Cette approche renvoie à une conception particulière de l’homme au travail et des « ressources humaines ». Le terme même de Ressources Humaines fait l’objet de débats récurrents depuis maintenant plusieurs décennies. Il est mis en cause à partir d’un argument : il est choquant que les hommes soient considérés comme des ressources, le terme ressources étant entendu au sens de « consommables ». Reconnaissons que certains dans l’entreprise sont parfois dans cette logique. Pourtant, la réponse de principe à cet argument est simple : les hommes ne sont pas des ressources, ils ont des ressources en eux.

Au-delà de la seule rhétorique, l’approche a du sens si elle conduit à considérer que les hommes représentent un atout potentiel, qui a un caractère latent. La valeur de ce potentiel peut ne pas se réaliser si cette contribution latente n’est pas développée.

Cette affirmation peut être vérifiée au quotidien sur le plan des individus. Nous connaissons tous des personnes dont le potentiel est sous-utilisé par l’entreprise, qui se révèlent dans d’autres activités et qui donnent tout ailleurs que dans l’entreprise. Quelle part des fonctionnalités immenses du logiciel humain l’entreprise sait-elle aujourd’hui utiliser ? Ne doit-elle pas considérer que chacun de ses collaborateurs porte en lui un potentiel spécifique et que les conditions doivent être créées pour que ce potentiel puisse éclore ?

Il est aussi possible d’appréhender le facteur humain comme un potentiel sur le plan organisationnel, au niveau de l’équipe. L’entreprise doit mettre en place ce qui permettra que se développe une dynamique collective, à partir des combinaisons entre les compétences et les motivations de chacun.

Sur le plan individuel comme sur le plan organisationnel, l’entreprise a une responsabilité quant à l’activation du talent. Va-t-elle créer les conditions pour qu’il soit révélé et mis en place ou bien va-t-elle l’entraver, et donc s’en priver ?

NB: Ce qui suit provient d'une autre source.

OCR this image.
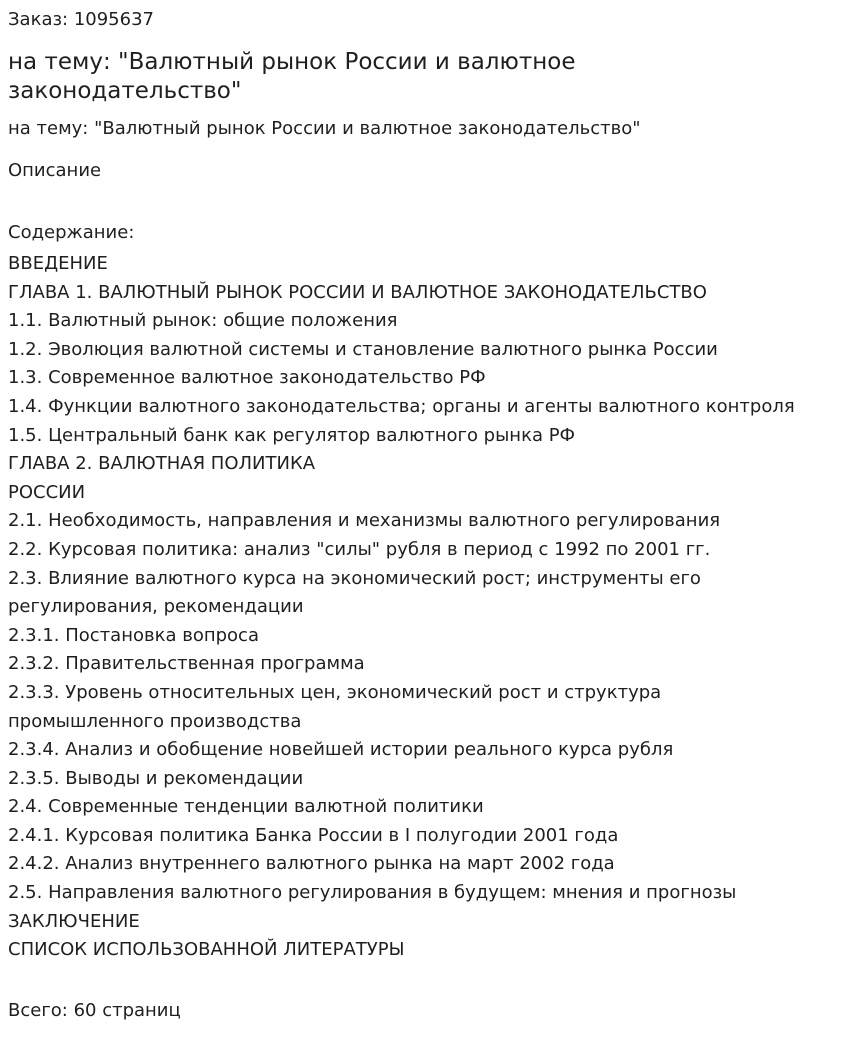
Заказ: 1095637
на тему: "Валютный рынок России и валютное законодательство"
на тему: "Валютный рынок России и валютное законодательство"
Описание
Содержание:
ВВЕДЕНИЕ
ГЛАВА 1. ВАЛЮТНЫЙ РЫНОК РОССИИ И ВАЛЮТНОЕ ЗАКОНОДАТЕЛЬСТВО
1.1. Валютный рынок: общие положения
1.2. Эволюция валютной системы и становление валютного рынка России
1.3. Современное валютное законодательство РФ
1.4. Функции валютного законодательства; органы и агенты валютного контроля
1.5. Центральный банк как регулятор валютного рынка РФ
ГЛАВА 2. ВАЛЮТНАЯ ПОЛИТИКА
РОССИИ
2.1. Необходимость, направления и механизмы валютного регулирования
2.2. Курсовая политика: анализ "силы" рубля в период с 1992 по 2001 гг.
2.3. Влияние валютного курса на экономический рост; инструменты его регулирования, рекомендации
2.3.1. Постановка вопроса
2.3.2. Правительственная программа
2.3.3. Уровень относительных цен, экономический рост и структура промышленного производства
2.3.4. Анализ и обобщение новейшей истории реального курса рубля
2.3.5. Выводы и рекомендации
2.4. Современные тенденции валютной политики
2.4.1. Курсовая политика Банка России в I полугодии 2001 года
2.4.2. Анализ внутреннего валютного рынка на март 2002 года
2.5. Направления валютного регулирования в будущем: мнения и прогнозы
ЗАКЛЮЧЕНИЕ
СПИСОК ИСПОЛЬЗОВАННОЙ ЛИТЕРАТУРЫ
Всего: 60 страниц
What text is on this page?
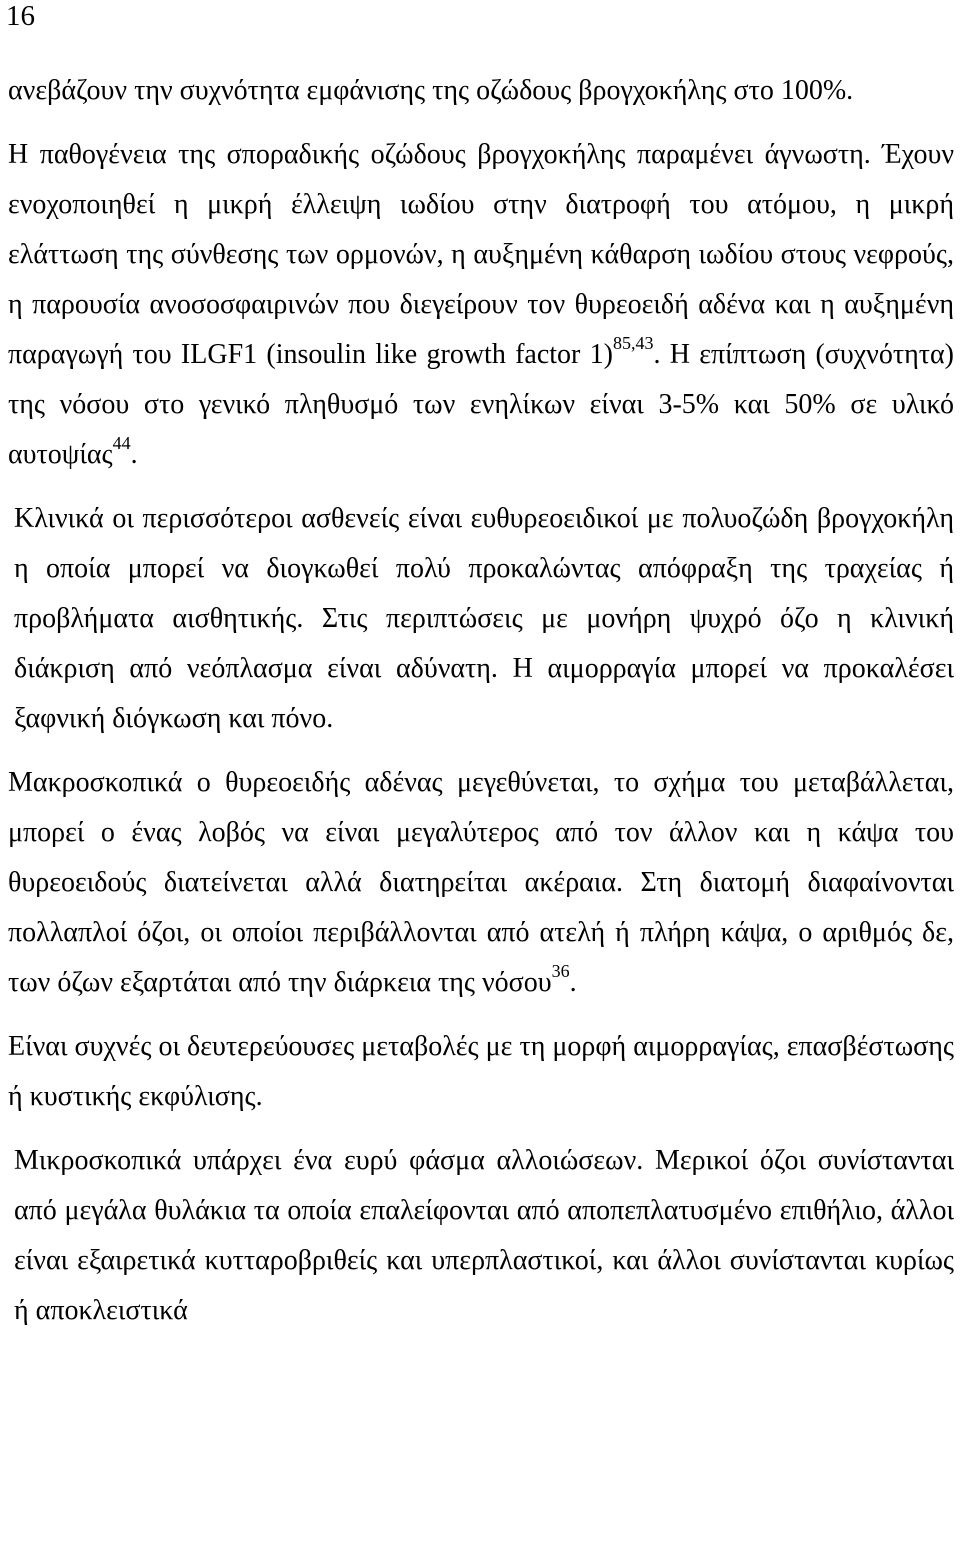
16

ανεβάζουν την συχνότητα εμφάνισης της οζώδους βρογχοκήλης στο 100%.

Η παθογένεια της σποραδικής οζώδους βρογχοκήλης παραμένει άγνωστη. Έχουν ενοχοποιηθεί η μικρή έλλειψη ιωδίου στην διατροφή του ατόμου, η μικρή ελάττωση της σύνθεσης των ορμονών, η αυξημένη κάθαρση ιωδίου στους νεφρούς, η παρουσία ανοσοσφαιρινών που διεγείρουν τον θυρεοειδή αδένα και η αυξημένη παραγωγή του ILGF1 (insoulin like growth factor 1)$^{85,43}$. Η επίπτωση (συχνότητα) της νόσου στο γενικό πληθυσμό των ενηλίκων είναι 3-5% και 50% σε υλικό αυτοψίας$^{44}$.

Κλινικά οι περισσότεροι ασθενείς είναι ευθυρεοειδικοί με πολυοζώδη βρογχοκήλη η οποία μπορεί να διογκωθεί πολύ προκαλώντας απόφραξη της τραχείας ή προβλήματα αισθητικής. Στις περιπτώσεις με μονήρη ψυχρό όζο η κλινική διάκριση από νεόπλασμα είναι αδύνατη. Η αιμορραγία μπορεί να προκαλέσει ξαφνική διόγκωση και πόνο.

Μακροσκοπικά ο θυρεοειδής αδένας μεγεθύνεται, το σχήμα του μεταβάλλεται, μπορεί ο ένας λοβός να είναι μεγαλύτερος από τον άλλον και η κάψα του θυρεοειδούς διατείνεται αλλά διατηρείται ακέραια. Στη διατομή διαφαίνονται πολλαπλοί όζοι, οι οποίοι περιβάλλονται από ατελή ή πλήρη κάψα, ο αριθμός δε, των όζων εξαρτάται από την διάρκεια της νόσου$^{36}$.

Είναι συχνές οι δευτερεύουσες μεταβολές με τη μορφή αιμορραγίας, επασβέστωσης ή κυστικής εκφύλισης.

Μικροσκοπικά υπάρχει ένα ευρύ φάσμα αλλοιώσεων. Μερικοί όζοι συνίστανται από μεγάλα θυλάκια τα οποία επαλείφονται από αποπεπλατυσμένο επιθήλιο, άλλοι είναι εξαιρετικά κυτταροβριθείς και υπερπλαστικοί, και άλλοι συνίστανται κυρίως ή αποκλειστικά
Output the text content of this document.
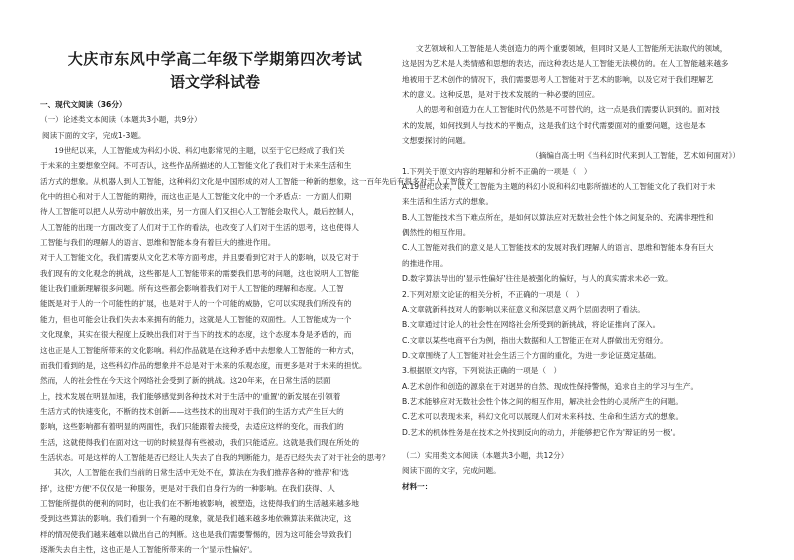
大庆市东风中学高二年级下学期第四次考试
语文学科试卷
一、现代文阅读（36分）
（一）论述类文本阅读（本题共3小题，共9分）
阅读下面的文字，完成1-3题。
19世纪以来，人工智能成为科幻小说、科幻电影常见的主题，以至于它已经成了我们关
于未来的主要想象空间。不可否认，这些作品所描述的人工智能文化了我们对于未来生活和生
活方式的想象。从机器人到人工智能，这种科幻文化是中国形成的对人工智能一种新的想象，这一百年先后有很多对于人工智能文
化中的担心和对于人工智能的期待，而这也正是人工智能文化中的一个矛盾点：一方面人们期
待人工智能可以把人从劳动中解放出来，另一方面人们又担心人工智能会取代人，最后控制人，
人工智能的出现一方面改变了人们对于工作的看法，也改变了人们对于生活的思考，这也使得人
工智能与我们的理解人的语言、思维和智能本身有着巨大的推进作用。
对于人工智能文化，我们需要从文化艺术等方面考虑，并且要看到它对于人的影响，以及它对于
我们现有的文化观念的挑战，这些都是人工智能带来的需要我们思考的问题，这也说明人工智能
能让我们重新理解很多问题。所有这些都会影响着我们对于人工智能的理解和态度。人工智
能既是对于人的一个可能性的扩展，也是对于人的一个可能的威胁，它可以实现我们所没有的
能力，但也可能会让我们失去本来拥有的能力，这就是人工智能的双面性。人工智能成为一个
文化现象，其实在很大程度上反映出我们对于当下的技术的态度，这个态度本身是矛盾的，而
这也正是人工智能所带来的文化影响。科幻作品就是在这种矛盾中去想象人工智能的一种方式，
而我们看到的是，这些科幻作品的想象并不总是对于未来的乐观态度，而更多是对于未来的担忧。
然而，人的社会性在今天这个网络社会受到了新的挑战。这20年来，在日常生活的层面
上，技术发展在明显加速，我们能够感觉到各种技术对于生活中的'重置'的新发展在引领着
生活方式的快速变化，不断的技术创新——这些技术的出现对于我们的生活方式产生巨大的
影响，这些影响都有着明显的两面性，我们只能跟着去接受，去适应这样的变化，而我们的
生活，这就使得我们在面对这一切的时候显得有些被动，我们只能适应。这就是我们现在所处的
生活状态。可是这样的人工智能是否已经让人失去了自我的判断能力，是否已经失去了对于社会的思考？
其次，人工智能在我们当前的日常生活中无处不在，算法在为我们推荐各种的'推荐'和'选
择'，这使'方便'不仅仅是一种服务，更是对于我们自身行为的一种影响。在我们获得、人
工智能所提供的便利的同时，也让我们在不断地被影响，被塑造，这使得我们的生活越来越多地
受到这些算法的影响。我们看到一个有趣的现象，就是我们越来越多地依赖算法来做决定，这
样的情况使我们越来越难以做出自己的判断。这也是我们需要警惕的，因为这可能会导致我们
逐渐失去自主性，这也正是人工智能所带来的一个'显示性偏好'。
文艺领域和人工智能是人类创造力的两个重要领域，但同时又是人工智能所无法取代的领域，
这是因为艺术是人类情感和思想的表达，而这种表达是人工智能无法模仿的。在人工智能越来越多
地被用于艺术创作的情况下，我们需要思考人工智能对于艺术的影响，以及它对于我们理解艺
术的意义。这种反思，是对于技术发展的一种必要的回应。
人的思考和创造力在人工智能时代仍然是不可替代的，这一点是我们需要认识到的。面对技
术的发展，如何找到人与技术的平衡点，这是我们这个时代需要面对的重要问题，这也是本
文想要探讨的问题。
（摘编自高士明《当科幻时代来到人工智能，艺术如何面对》）
1.下列关于原文内容的理解和分析不正确的一项是（　）
A.19世纪以来，以人工智能为主题的科幻小说和科幻电影所描述的人工智能文化了我们对于未
来生活和生活方式的想象。
B.人工智能技术当下难点所在，是如何以算法应对无数社会性个体之间复杂的、充满非理性和
偶然性的相互作用。
C.人工智能对我们的意义是人工智能技术的发展对我们理解人的语言、思维和智能本身有巨大
的推进作用。
D.数字算法导出的'显示性偏好'往往是被强化的偏好，与人的真实需求未必一致。
2.下列对原文论证的相关分析，不正确的一项是（　）
A.文章就新科技对人的影响以来征意义和深层意义两个层面表明了看法。
B.文章通过讨论人的社会性在网络社会所受到的新挑战，将论证推向了深入。
C.文章以某些电商平台为例，指出大数据和人工智能正在对人群做出无穷细分。
D.文章围绕了人工智能对社会生活三个方面的重化，为进一步论证奠定基础。
3.根据原文内容，下列说法正确的一项是（　）
A.艺术创作和创造的源泉在于对迥异的自然、现成性保持警惕，追求自主的学习与生产。
B.艺术能够应对无数社会性个体之间的相互作用，解决社会性的心灵所产生的问题。
C.艺术可以表现未来，科幻文化可以展现人们对未来科技、生命和生活方式的想象。
D.艺术的机体性务是在技术之外找到反向的动力，并能够把它作为'辩证的另一极'。
（二）实用类文本阅读（本题共3小题，共12分）
阅读下面的文字，完成问题。
材料一：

Cette approche revient à considérer que l’homme constitue un actif pour l’entreprise, plus qu’une ressource. Il serait à ce titre l’actif le plus important de l’organisation. Puisque le facteur humain constitue un potentiel, il doit être traité dans une perspective d’investissement plus que comme un coût.

Avec le courant de l’approche par les ressources, les RH sont donc abordées comme une source potentielle d’avantage concurrentiel pour l’entreprise. Encore faut-il que celle-ci ait la volonté de développer ce potentiel à travers ses pratiques. Et qu’elle en ait la capacité, en identifiant les voies pour le faire.